Documents
Instructions
Updated: 1/2018
Purpose
To document when the employer in Consumer Directed Services (CDS) revokes the previous appointment of a designated representative (DR) to perform employer responsibilities and assumes all employer responsibilities without the assistance of a DR.
Procedure
When to Prepare
The employer completes this form when the employer chooses to revoke the appointment of a DR and assumes all employer responsibilities without the use of a DR.
Note: Form 1721 is not completed when there is a change in DR. Form 1720 is completed when there is a change in DR.
Number of Copies
Original and three copies.
Transmittal
Form Retention
The employer keeps the original on file and gives a copy to the DR; to the Financial Management Services Agency (FMSA); and to the individual's case manager/service coordinator.
Detailed Instructions
Individual/Member Name — Enter the name of the individual or member receiving services.

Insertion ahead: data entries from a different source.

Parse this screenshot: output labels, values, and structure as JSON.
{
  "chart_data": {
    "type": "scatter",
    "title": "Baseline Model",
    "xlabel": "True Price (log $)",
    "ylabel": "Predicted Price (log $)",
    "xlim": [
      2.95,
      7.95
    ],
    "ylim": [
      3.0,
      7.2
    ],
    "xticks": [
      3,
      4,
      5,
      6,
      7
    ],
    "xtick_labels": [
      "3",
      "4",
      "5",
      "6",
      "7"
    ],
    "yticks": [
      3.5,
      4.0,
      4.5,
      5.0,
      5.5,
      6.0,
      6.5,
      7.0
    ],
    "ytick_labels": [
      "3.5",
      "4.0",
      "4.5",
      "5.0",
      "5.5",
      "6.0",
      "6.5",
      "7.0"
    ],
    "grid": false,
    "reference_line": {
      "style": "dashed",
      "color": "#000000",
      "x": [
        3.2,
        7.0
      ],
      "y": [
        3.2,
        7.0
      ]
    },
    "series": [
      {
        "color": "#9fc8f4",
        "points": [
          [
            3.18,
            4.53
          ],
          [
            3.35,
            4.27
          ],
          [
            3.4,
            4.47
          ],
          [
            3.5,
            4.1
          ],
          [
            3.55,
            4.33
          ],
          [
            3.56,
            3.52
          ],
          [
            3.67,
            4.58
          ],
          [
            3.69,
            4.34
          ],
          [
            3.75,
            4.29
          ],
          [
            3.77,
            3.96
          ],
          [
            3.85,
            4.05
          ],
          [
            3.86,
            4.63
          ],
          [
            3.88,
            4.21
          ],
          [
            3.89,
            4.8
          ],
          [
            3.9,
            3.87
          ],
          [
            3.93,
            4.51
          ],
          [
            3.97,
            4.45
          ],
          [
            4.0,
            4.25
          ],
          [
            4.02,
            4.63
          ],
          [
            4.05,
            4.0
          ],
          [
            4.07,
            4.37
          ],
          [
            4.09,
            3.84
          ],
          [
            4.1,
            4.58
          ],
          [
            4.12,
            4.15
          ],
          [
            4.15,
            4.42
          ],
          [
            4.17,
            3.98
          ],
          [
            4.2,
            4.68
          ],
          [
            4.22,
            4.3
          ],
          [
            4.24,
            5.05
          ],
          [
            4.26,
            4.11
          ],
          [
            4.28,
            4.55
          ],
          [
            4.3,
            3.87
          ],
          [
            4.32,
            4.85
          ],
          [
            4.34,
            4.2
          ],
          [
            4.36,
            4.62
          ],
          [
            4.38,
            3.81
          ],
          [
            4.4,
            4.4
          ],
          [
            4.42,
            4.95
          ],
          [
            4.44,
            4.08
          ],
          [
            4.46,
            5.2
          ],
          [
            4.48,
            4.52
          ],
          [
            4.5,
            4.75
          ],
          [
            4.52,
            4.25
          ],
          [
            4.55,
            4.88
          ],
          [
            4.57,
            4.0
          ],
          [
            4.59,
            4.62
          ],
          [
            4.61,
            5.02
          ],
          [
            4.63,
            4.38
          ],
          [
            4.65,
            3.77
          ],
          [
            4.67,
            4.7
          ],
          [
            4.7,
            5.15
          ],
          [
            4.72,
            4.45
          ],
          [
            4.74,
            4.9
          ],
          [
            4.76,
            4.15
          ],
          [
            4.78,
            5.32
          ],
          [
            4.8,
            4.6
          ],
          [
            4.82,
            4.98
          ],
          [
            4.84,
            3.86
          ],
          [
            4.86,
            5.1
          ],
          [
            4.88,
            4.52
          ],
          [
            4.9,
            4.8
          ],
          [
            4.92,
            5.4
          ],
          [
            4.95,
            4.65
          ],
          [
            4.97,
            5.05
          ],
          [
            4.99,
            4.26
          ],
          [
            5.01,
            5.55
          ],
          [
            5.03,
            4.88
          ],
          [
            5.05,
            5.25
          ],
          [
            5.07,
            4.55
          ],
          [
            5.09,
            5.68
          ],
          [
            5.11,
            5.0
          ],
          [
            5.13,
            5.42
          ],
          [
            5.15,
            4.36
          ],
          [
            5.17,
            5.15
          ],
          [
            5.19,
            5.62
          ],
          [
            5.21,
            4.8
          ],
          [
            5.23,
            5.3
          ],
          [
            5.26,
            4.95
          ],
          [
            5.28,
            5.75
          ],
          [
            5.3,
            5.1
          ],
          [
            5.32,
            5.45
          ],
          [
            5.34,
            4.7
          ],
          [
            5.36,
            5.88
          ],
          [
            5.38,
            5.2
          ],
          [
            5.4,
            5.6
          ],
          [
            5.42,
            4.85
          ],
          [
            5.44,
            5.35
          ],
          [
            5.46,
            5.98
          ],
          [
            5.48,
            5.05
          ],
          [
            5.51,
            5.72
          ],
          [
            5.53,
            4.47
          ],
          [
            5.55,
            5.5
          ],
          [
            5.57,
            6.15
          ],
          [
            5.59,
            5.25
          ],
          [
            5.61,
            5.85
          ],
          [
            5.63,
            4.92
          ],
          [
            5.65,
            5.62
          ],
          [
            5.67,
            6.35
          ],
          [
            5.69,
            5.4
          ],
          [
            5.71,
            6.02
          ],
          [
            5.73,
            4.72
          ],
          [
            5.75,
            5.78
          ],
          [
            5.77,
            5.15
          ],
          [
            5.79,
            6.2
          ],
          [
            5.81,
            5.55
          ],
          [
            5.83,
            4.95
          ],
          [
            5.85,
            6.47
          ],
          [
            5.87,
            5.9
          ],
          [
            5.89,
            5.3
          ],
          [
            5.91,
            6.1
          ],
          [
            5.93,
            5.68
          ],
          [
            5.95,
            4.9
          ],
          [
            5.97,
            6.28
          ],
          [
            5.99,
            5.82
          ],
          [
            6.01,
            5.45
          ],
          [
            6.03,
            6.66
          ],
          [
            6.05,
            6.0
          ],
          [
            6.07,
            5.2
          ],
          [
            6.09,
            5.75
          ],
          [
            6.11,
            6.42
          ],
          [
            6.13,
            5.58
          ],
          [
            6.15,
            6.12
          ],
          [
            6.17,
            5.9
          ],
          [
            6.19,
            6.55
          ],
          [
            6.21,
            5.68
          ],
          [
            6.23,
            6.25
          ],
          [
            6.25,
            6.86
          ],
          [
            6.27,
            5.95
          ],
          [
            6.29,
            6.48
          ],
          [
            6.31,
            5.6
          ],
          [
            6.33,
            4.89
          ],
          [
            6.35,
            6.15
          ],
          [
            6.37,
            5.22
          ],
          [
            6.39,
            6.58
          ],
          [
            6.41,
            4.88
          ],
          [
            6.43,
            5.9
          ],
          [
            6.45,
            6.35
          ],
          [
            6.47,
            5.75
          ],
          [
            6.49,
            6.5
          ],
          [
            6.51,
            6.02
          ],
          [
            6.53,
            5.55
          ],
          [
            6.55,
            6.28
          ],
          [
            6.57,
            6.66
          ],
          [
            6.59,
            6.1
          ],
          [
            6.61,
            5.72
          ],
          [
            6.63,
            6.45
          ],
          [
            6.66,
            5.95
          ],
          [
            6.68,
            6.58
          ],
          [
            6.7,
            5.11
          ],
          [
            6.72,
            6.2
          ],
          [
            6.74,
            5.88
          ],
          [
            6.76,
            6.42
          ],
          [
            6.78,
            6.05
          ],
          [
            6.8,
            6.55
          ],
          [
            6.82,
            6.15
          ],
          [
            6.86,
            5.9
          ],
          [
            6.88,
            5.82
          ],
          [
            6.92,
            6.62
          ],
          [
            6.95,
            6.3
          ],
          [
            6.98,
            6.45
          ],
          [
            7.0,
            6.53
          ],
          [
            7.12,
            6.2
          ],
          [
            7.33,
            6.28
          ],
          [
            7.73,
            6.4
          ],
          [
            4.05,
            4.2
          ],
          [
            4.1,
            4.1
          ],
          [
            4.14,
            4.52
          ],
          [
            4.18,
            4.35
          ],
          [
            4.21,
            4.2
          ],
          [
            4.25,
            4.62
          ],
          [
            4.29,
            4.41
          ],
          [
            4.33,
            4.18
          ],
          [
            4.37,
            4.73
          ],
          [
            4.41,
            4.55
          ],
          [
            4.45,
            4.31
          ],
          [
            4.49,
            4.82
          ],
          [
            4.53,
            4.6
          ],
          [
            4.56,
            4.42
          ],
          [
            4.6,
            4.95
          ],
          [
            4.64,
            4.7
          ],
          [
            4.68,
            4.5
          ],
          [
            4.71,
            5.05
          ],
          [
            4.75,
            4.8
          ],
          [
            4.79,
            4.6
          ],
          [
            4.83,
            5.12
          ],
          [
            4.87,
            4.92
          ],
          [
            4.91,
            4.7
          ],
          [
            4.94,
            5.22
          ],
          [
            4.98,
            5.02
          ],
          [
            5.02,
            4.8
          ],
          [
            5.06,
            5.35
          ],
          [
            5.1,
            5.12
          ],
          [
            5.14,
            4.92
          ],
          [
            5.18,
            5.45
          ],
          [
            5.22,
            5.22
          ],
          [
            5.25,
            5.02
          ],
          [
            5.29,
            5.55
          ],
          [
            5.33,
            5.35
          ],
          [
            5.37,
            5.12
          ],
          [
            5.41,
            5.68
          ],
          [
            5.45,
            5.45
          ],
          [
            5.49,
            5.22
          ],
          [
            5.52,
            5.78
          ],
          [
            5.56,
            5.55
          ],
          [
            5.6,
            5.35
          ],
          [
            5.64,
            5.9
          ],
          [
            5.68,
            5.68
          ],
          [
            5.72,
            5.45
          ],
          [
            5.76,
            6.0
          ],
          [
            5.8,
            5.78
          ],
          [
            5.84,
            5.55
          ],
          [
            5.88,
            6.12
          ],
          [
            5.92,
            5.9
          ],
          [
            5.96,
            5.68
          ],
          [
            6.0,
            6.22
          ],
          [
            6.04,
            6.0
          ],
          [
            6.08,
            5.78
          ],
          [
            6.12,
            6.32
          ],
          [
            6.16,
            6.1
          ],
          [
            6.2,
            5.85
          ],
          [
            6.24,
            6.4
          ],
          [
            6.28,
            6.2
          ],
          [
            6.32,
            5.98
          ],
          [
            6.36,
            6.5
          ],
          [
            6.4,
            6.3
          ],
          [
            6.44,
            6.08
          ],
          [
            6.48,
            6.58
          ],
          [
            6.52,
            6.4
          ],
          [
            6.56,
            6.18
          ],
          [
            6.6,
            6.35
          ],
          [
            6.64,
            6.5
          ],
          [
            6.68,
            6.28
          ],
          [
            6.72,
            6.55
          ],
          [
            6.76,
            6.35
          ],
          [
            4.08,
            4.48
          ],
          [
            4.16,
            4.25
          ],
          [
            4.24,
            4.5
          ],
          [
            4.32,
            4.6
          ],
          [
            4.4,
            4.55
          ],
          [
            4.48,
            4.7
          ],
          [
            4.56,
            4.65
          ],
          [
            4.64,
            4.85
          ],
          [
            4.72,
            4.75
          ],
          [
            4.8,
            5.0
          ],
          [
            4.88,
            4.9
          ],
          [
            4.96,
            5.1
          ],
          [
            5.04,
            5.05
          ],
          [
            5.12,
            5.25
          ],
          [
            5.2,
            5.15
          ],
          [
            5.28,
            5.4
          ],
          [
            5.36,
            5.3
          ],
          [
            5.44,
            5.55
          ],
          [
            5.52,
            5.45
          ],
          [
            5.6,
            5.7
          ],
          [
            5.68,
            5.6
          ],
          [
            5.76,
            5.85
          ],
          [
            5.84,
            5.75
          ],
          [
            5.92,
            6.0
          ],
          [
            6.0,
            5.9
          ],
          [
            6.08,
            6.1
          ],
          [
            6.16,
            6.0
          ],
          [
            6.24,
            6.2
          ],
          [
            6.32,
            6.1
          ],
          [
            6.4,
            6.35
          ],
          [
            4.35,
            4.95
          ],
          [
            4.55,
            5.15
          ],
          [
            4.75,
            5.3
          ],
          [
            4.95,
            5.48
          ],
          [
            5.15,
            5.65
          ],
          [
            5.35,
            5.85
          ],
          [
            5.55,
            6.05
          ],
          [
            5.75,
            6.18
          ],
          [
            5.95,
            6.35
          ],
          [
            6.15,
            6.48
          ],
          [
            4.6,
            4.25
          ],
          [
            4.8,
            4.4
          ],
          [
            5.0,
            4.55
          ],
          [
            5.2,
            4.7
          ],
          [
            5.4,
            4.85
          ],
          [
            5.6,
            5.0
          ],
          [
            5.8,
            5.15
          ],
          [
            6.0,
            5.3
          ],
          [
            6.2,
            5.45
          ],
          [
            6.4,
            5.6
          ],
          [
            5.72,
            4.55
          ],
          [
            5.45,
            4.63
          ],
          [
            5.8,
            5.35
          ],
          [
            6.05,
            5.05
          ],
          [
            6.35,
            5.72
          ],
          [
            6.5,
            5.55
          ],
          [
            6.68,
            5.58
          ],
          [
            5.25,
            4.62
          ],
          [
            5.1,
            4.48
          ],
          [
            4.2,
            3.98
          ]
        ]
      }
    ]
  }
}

Medicaid Number — Enter the individual's or member's Medicaid (or other HHSC assigned) number.
Employer Name — Enter the name of the employer.
Relationship to Individual/Member — Check the appropriate box that identifies the employer's relationship to the individual or member.
Revocation Effective Date — Enter the date the employer will assume all responsibilities of primary contact and decision maker for CDS.
Employer — The employer prints his or her name, signs and dates this form.
Witness — The witness prints, signs and dates this form. A witness must be 18 years of age or older.